Discipline and restraint: budget 2016-18 wrap
After five days of discussion over sixty-plus amendments, this year’s City Council budget debate could be characterized as a difficult, yet productive journey.
When we began these discussions last Friday, there were $58 million in unfunded initiatives and a 4.9% proposed property tax increase before Council. At the same time, we’d heard loud and clear about the financial stress many Edmonton households and businesses were under. Something had to give.
I believe the budget passed unanimously by Council yesterday addresses the call for restraint in the most reasonable way possible.
By supporting my motion to fund the neighbourhood renewal program through grants and savings, Council showed it was willing to be creative about where we could find large-scale savings and deliver the relief Edmontonians were looking for. Through this single motion, Council was able to shave 1.5% off the proposed tax increase for the next two years.
In addition, I believe we have changed the conversation, for the better, about how we fund policing in our city.

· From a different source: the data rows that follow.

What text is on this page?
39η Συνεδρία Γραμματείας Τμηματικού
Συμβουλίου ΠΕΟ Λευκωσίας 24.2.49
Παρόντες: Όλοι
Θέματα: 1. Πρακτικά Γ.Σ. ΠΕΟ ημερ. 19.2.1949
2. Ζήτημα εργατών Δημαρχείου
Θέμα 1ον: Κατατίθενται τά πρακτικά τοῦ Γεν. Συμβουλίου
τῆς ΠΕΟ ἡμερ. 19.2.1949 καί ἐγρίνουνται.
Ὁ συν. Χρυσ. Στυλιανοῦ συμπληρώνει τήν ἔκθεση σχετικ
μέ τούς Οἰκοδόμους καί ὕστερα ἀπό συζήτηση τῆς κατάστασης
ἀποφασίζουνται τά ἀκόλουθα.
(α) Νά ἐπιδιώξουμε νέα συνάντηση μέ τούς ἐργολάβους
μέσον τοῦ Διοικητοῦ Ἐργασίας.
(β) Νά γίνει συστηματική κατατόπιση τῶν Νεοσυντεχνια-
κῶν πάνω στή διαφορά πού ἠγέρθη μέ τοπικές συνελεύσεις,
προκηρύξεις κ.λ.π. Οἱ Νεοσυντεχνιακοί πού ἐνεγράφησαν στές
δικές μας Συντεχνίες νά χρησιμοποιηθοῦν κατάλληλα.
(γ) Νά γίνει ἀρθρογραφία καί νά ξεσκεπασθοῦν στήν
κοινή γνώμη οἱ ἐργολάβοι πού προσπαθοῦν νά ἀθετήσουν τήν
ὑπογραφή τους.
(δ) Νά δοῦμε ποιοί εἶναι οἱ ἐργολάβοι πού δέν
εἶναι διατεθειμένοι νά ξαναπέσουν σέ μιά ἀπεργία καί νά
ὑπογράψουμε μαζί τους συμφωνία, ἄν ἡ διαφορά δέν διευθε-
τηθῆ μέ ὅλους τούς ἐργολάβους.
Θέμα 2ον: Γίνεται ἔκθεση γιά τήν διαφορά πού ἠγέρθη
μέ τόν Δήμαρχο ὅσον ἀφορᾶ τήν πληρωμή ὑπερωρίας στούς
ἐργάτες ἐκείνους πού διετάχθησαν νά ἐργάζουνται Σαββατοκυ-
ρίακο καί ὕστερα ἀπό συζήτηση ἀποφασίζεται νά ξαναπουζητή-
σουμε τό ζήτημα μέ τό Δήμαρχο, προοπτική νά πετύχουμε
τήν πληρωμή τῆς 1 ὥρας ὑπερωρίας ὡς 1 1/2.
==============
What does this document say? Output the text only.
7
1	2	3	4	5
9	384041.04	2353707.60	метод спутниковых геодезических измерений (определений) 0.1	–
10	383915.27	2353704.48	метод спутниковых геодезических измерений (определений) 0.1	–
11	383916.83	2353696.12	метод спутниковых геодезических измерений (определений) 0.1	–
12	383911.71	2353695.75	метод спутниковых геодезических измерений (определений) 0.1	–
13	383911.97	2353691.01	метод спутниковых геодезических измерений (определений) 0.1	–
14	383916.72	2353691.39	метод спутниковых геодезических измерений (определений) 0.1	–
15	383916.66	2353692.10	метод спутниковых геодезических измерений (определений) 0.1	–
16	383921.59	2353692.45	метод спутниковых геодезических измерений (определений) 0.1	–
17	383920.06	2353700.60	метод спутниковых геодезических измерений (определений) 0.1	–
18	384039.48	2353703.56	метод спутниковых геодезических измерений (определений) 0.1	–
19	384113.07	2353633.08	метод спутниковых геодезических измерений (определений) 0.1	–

The new formula-based approach that I proposed – which was unanimously supported by Council – will give EPS the certainty they need to plan for the long-term, instead of coming back to Council each year to state their case for new funding. This new approach will see police receive an additional $3 million more in funding next year, and predictable growth in future years that is tied to inflation and population growth.
EPS and Council are also fully aligned on the need for more provincial support for policing, more prevention measures and changes like court reforms that will let our officers spend their time, training and energy responding to crime.
In many ways, this budget was about drawing a line in the sand over what is Edmonton’s responsibility – and what should be uploaded back to other orders of government.
We took small steps forward on overlapping programs like a low income transit pass – but we also sent a clear signal that these will not happen without significant provincial support. We also showed the discipline to avoid taking on more than we should when it comes to areas of provincial and federal responsibility, like housing.
Council also demonstrated restraint by staying within the $10 million made available to it each year through efficiency and innovation efforts within administration. While the temptation may have been there to fund more programs and initiatives, we all recognized that now was not the time to do so. By staying within our means, we didn’t have to raise taxes further and yet we were able to still fund things like gender-based violence prevention, improved maintenance of our sports fields and the early stages of our energy transition strategy.
WIthin the 3.4% increase we ended up with the fundamental building blocks of well-considered budget in place: 2.6% to keep pace with the demands of a busy city (primarily in labour and operating commitments), and 0.8% to begin paying for the long-awaited Valley Line LRT to the southeast. We also began the important process of looking more deeply at our cost drivers through a review of staff overtime and a wholesale review of city services – all in the name of finding long-term efficiency, effectiveness and alignment with our core priorities as a Council.
Make no mistake, however. The effort to find efficiencies and the push for greater efficacy in our operations doesn’t end with this budget, but remains core to the ongoing work of this Council.